One thing I have requested recently that has seemed to make a huge difference for me today...
I asked him, when feasible, to add in a call or text when he gets up in the morning, and before he goes to bed when he is not staying here.
It really seems to start my day off on a better foot.
On his working nights, he already was generally giving a call or IM before work, and messaging on his breaks in the evening (multi-texting can make for some frustrating errors.)
I did ask him to just a quick "goodnight" text, to NOT call, on the work evenings when he gets home and his wife is awake because I felt guilty like I was taking away from time they could have alone together (great co-dependant thinking there, eh.)
Originally Posted by km34
working on yourself to get to a point where you're happy that he's happy.
I am happy that he is happy. No problem with compersion towards his relationship with his wife. I love hearing about their happy moments. The strength of his commitment to her is one of the things I admire about him.
My solution to my problem is another partner. In the meantime, I cope. *sigh*
I don't want another partner, though yes it would be both easier and harder for me. Sunshine fulfills every desire I ever knew I had and few I wasn't even aware of, with the exception of time.
I have been actively poly before, when I was with my (abusive, emotionally & more) husband.. but my OSOs then filled the physical and emotional black holes I was coping with. I was able to overcome, for the most part, my co-dependence and low relationship self-esteem issues and begin to detach from that. I wasn't even looking for a partner when S came back in my life.
If I *were* to add another partner I would be shortchanging myself of some of the limited time S and I have together (damn mono thinking - LOL)
in my experience, coping strategies don't work
Curious, what did you try that didn't work?
That can sometimes be just as beneficial to hear as what does.
a choice between that or sitting around pining
I do pine, but I don't sit around pining. I have friends, work, professional activities, family, hobbies that can more than fill the time.
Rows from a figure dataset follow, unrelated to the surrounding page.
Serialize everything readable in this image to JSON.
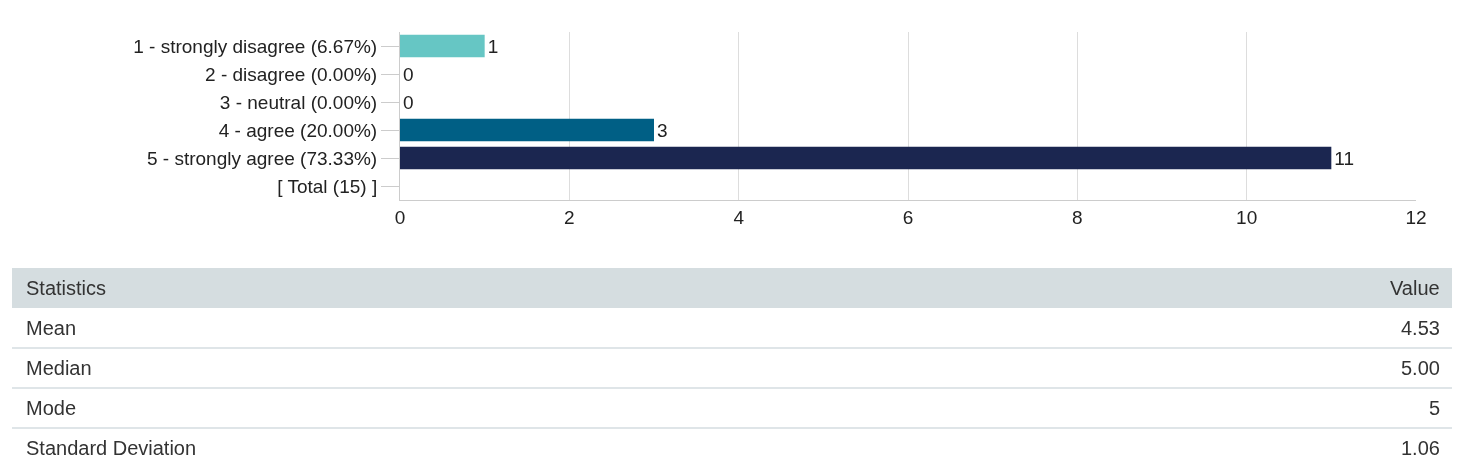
{
  "chart_data": {
    "type": "bar",
    "orientation": "horizontal",
    "categories": [
      "1 - strongly disagree (6.67%)",
      "2 - disagree (0.00%)",
      "3 - neutral (0.00%)",
      "4 - agree (20.00%)",
      "5 - strongly agree (73.33%)",
      "[ Total (15) ]"
    ],
    "values": [
      1,
      0,
      0,
      3,
      11,
      null
    ],
    "colors": [
      "#66c6c4",
      null,
      null,
      "#005f85",
      "#1b2650",
      null
    ],
    "xlim": [
      0,
      12
    ],
    "xticks": [
      0,
      2,
      4,
      6,
      8,
      10,
      12
    ],
    "grid": "x",
    "data_labels": true,
    "legend": false,
    "annotations": [
      "Statistics",
      "Value",
      "Mean",
      "4.53",
      "Median",
      "5.00",
      "Mode",
      "5",
      "Standard Deviation",
      "1.06"
    ]
  }
}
But so often I just want to share those with him. I want to wake up,get a snuggle or hug, and read the paper together, to be able to stroke his back goodnight. I don't want to be joined at the hip, or together 24/7 - that's just not healthy.. all people do need personal time and activities to varying degrees.
How do you and she interact? Do you fight like cats? Could you take or leave the other? Would it be so difficult for her to let you be a larger part of your partner's life? How does he feel about your growing feelings? Is he perhaps not as committed as you are?
And how long have you been together? Just curious.
I've delayed addressing your post to try to keep it more generally focused on suggestions, but will go ahead now...
We have been together a short time, 8 months. But we both loved/longed for each other initially for many years in grade school/high school (starting 34 years ago.) Then we essentially lost contact, joined the military, married, moved away, had kids, and moved back to the home area again.
We never lost what we both had back then, but were afraid of pursuing further in fear of losing the friendship.
As for his wife, she encourages our relationship, even commenting how it has improved their relationship as well. She knows how committed we are to each other, and of our plans to have a commitment ceremony in the not too distant future. She and I do not have more than passing interaction with each other as her schedule is very, very full to the point of stressful, and she wants to keep what little "me time" she has to herself. I would like to get to know her better, but will not push other than occasional invitations to things I believe she would enjoy. She has agreed to perhaps having a double date sometime when her main OSO is visiting, but does not feel comfortable just the three of us going out and will not consider the just two of us getting together socially in the foreseeable future. Feels a bit odd, considering we all seemed ok together the evening when S and I snuggled on the couch, while she IM'd her main OSO, and their youngest son sat next to her playing videogames. But, we all have our own comfort levels and I respect that.